Data Management

Google is deeply engaged in Data Management research across a variety of topics with deep connections to Google products. We are building intelligent systems to discover, annotate, and explore structured data from the Web, and to surface them creatively through Google products, such as Search (e.g., structured snippets, Docs, and many others). The overarching goal is to create a plethora of structured data on the Web that maximally help Google users consume, interact and explore information. Through those projects, we study various cutting-edge data management research issues including information extraction and integration, large scale data analysis, effective data exploration, etc., using a variety of techniques, such as information retrieval, data mining and machine learning.

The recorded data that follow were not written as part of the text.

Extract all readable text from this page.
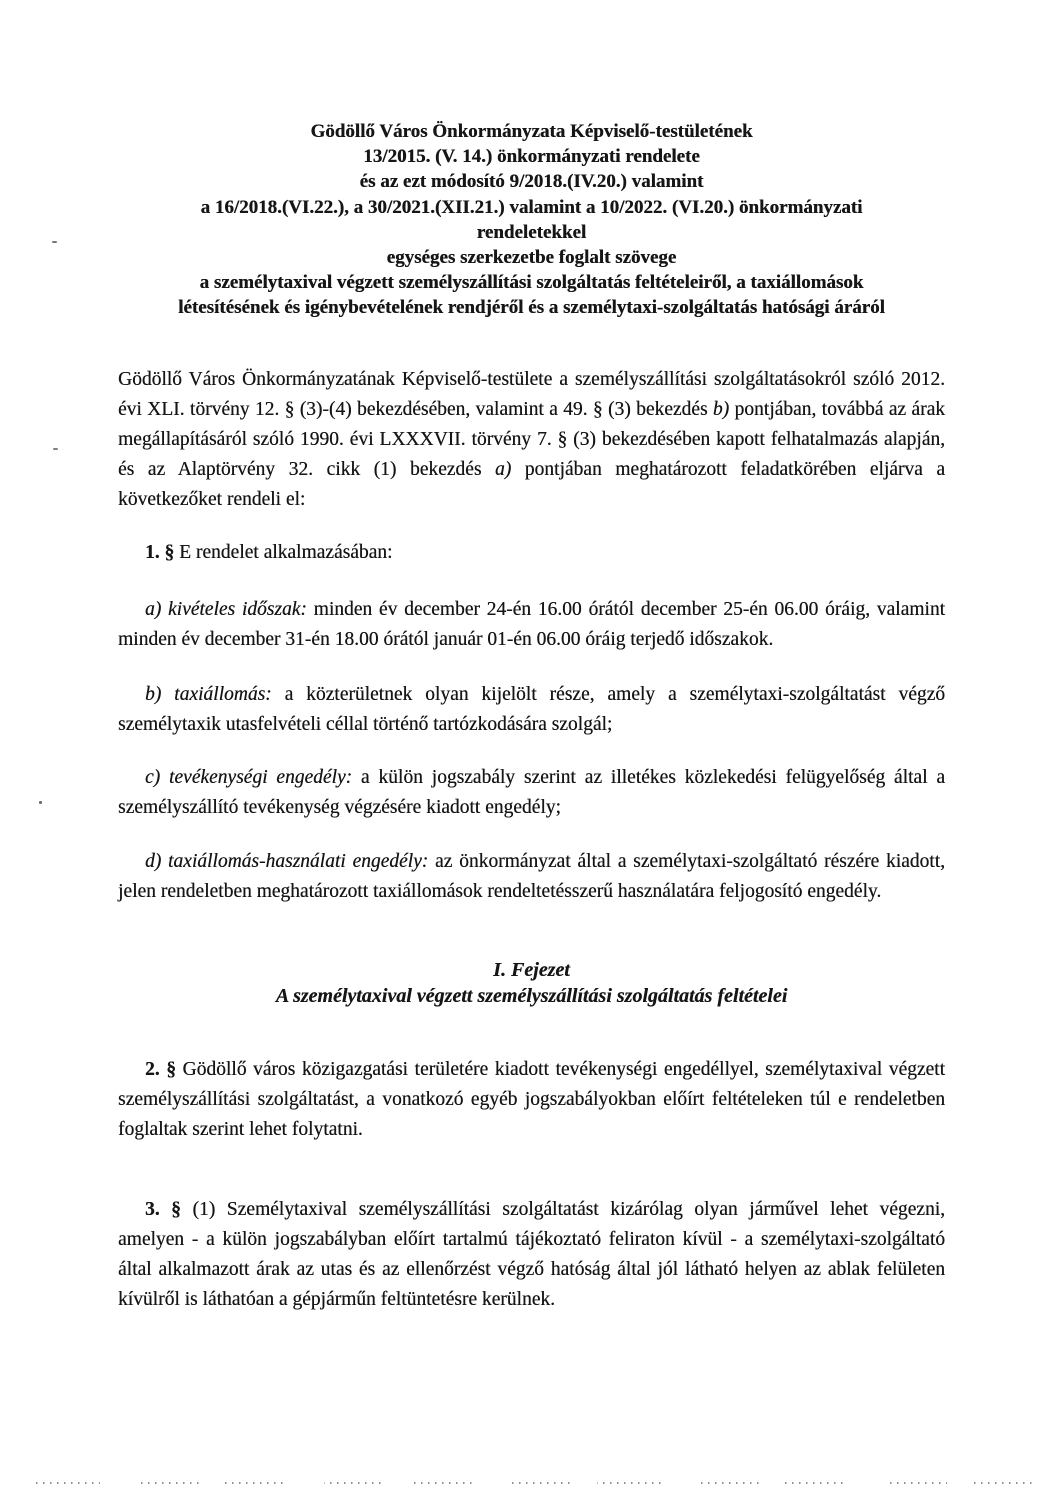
Gödöllő Város Önkormányzata Képviselő-testületének
13/2015. (V. 14.) önkormányzati rendelete
és az ezt módosító 9/2018.(IV.20.) valamint
a 16/2018.(VI.22.), a 30/2021.(XII.21.) valamint a 10/2022. (VI.20.) önkormányzati
rendeletekkel
egységes szerkezetbe foglalt szövege
a személytaxival végzett személyszállítási szolgáltatás feltételeiről, a taxiállomások
létesítésének és igénybevételének rendjéről és a személytaxi-szolgáltatás hatósági áráról

Gödöllő Város Önkormányzatának Képviselő-testülete a személyszállítási szolgáltatásokról szóló 2012. évi XLI. törvény 12. § (3)-(4) bekezdésében, valamint a 49. § (3) bekezdés b) pontjában, továbbá az árak megállapításáról szóló 1990. évi LXXXVII. törvény 7. § (3) bekezdésében kapott felhatalmazás alapján, és az Alaptörvény 32. cikk (1) bekezdés a) pontjában meghatározott feladatkörében eljárva a következőket rendeli el:

1. § E rendelet alkalmazásában:

a) kivételes időszak: minden év december 24-én 16.00 órától december 25-én 06.00 óráig, valamint minden év december 31-én 18.00 órától január 01-én 06.00 óráig terjedő időszakok.

b) taxiállomás: a közterületnek olyan kijelölt része, amely a személytaxi-szolgáltatást végző személytaxik utasfelvételi céllal történő tartózkodására szolgál;

c) tevékenységi engedély: a külön jogszabály szerint az illetékes közlekedési felügyelőség által a személyszállító tevékenység végzésére kiadott engedély;

d) taxiállomás-használati engedély: az önkormányzat által a személytaxi-szolgáltató részére kiadott, jelen rendeletben meghatározott taxiállomások rendeltetésszerű használatára feljogosító engedély.

I. Fejezet
A személytaxival végzett személyszállítási szolgáltatás feltételei

2. § Gödöllő város közigazgatási területére kiadott tevékenységi engedéllyel, személytaxival végzett személyszállítási szolgáltatást, a vonatkozó egyéb jogszabályokban előírt feltételeken túl e rendeletben foglaltak szerint lehet folytatni.

3. § (1) Személytaxival személyszállítási szolgáltatást kizárólag olyan járművel lehet végezni, amelyen - a külön jogszabályban előírt tartalmú tájékoztató feliraton kívül - a személytaxi-szolgáltató által alkalmazott árak az utas és az ellenőrzést végző hatóság által jól látható helyen az ablak felületen kívülről is láthatóan a gépjárműn feltüntetésre kerülnek.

A major research effort involves the management of structured data within the enterprise. The goal is to discover, index, monitor, and organize this type of data in order to make it easier to access high-quality datasets. This type of data carries different, and often richer, semantics than structured data on the Web, which in turn raises new opportunities and technical challenges in their management.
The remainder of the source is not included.